TORONTO — A retired judge will hear misconduct charges levelled against dozens of Toronto police officers arising out of the tumultuous G20 summit two years ago, Chief Bill Blair announced Friday.
Blair’s decision follows intense pressure for “real accountability” sparked by a scathing review of summit policing by Ontario’s independent police watchdog.
“Given the extraordinary public interest in these important matters, and to provide public assurance, I intend to exercise my authority under the Police Services Act to delegate the authority to conduct the hearings to a retired judge,” Blair said in a statement.
“(I will also) seek the services of a former Crown attorney to prosecute these cases.”
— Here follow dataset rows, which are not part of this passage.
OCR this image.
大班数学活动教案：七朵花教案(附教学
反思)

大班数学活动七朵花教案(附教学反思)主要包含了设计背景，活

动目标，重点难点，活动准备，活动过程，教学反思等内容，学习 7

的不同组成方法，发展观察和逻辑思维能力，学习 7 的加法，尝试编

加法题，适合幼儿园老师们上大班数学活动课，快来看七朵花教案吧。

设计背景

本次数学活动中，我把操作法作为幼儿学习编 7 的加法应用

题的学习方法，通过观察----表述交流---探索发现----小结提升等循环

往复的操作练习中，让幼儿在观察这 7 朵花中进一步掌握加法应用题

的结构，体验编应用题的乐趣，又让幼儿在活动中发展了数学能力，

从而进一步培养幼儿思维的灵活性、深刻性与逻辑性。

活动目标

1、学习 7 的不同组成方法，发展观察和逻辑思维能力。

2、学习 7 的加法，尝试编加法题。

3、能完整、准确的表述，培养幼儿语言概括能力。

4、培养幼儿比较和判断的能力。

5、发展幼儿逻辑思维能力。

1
On Wednesday, Gerry McNeilly of the Office of the Independent Police Review Director, said the evidence in at least 107 citizen complaints ranging from illegal detentions to brutality was enough to warrant misconduct charges.
At least four of those relate to senior commanders, who gave orders during the June 2010 weekend that saw the largest mass arrest in Canadian history.
The hearings will be conducted in public and the results made public.
McNeilly’s 300-page report slammed police for wantonly trampling constitutional rights and using excess force.
He was harshly critical of the attitude of some senior officers — one of whom referred to crowds as “marauding terrorists” — and those in charge of the poorly planned and operated makeshift detention centre.
Those detained in the centre complained they were strip-searched, not allowed to talk to lawyers, denied food and water, and had to use the bathroom in full view of others.
In another case, according to the review, a senior officer — described as “maniacal” by subordinates — illegally ordered protesters to be “kettled” for hours in a torrential downpour and wanted everyone, passersby included, arrested.
Tommy Taylor, who was among 1,100 people detained, complained bitterly that despite the damning report — which noted most of the 19,000 officers on the streets conducted themselves appropriately — no one had been held accountable for the very real problems.
Blair has refused to apologize and said he was not the subject of any of McNeilly’s complaints, though he did concede police made mistakes.
McNeilly made 42 recommendations, all of which Blair said he accepted.
“We will act quickly to respond to those recommendations directed to us,” he said.